Distributions

Displays value distributions for a single attribute.

Inputs

Data: input dataset

Outputs

Selected Data: instances selected from the plot
Data: data with an additional column showing whether an instance is selected
Histogram Data: bins and instance counts from the histogram

The Distributions widget displays the value distribution of discrete or continuous attributes. If the data contains a class variable, distributions may be split by the class.

The graph shows how many times (e.g., in how many instances) each attribute value appears in the data. If the data contains a class variable, class distributions for each of the attribute values will be displayed (like in the snapshot below). To create the graph, we used the heart-disease dataset.

A list of variables for display. Sort categories by frequency orders displayed values by frequency.
Fitted distribution fits selected distribution to the plot. Options are:
- Normal
- Beta
- Gamma
- Rayleigh
- Pareto
- Exponential
- Kernel density.
Set Bin width with the slider. Smoothing is enabled for the Kernel density option. Hide bars hides bars and shows only the fitted distribution.
Columns:
- Split by displays value distributions for instances of a certain class. Set to class target variable by default.
- Stack columns displays one column per bin, colored by proportions of class values.
- Show probabilities shows probabilities of class values at selected variable.
- Show cumulative distribution cumulatively stacks frequencies.
If Apply Automatically is ticked, changes are communicated automatically. Alternatively, click Apply.

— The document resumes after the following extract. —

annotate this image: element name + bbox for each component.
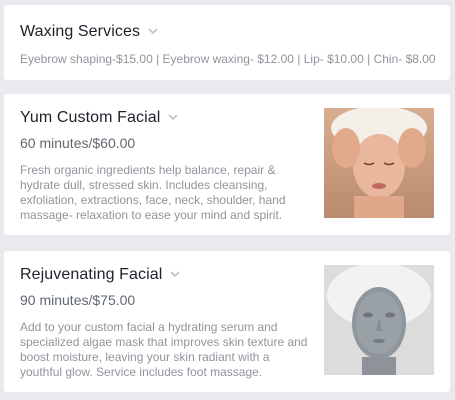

For continuous attributes, the attribute values are also displayed as a histogram. It is possible to fit various distributions to the data, for example, a Gaussian kernel density estimation. Hide bars hides histogram bars and shows only distribution (old behavior of Distributions).

In class-less domains, the bars are displayed in blue. We used the Housing dataset for the graph below.

Example

A simple example with the heart-disease data set is to display Distributions after the File widget, then select a subset of interest, say female patients. The selection is sent downstream, to Data Table, where we can inspect the selection.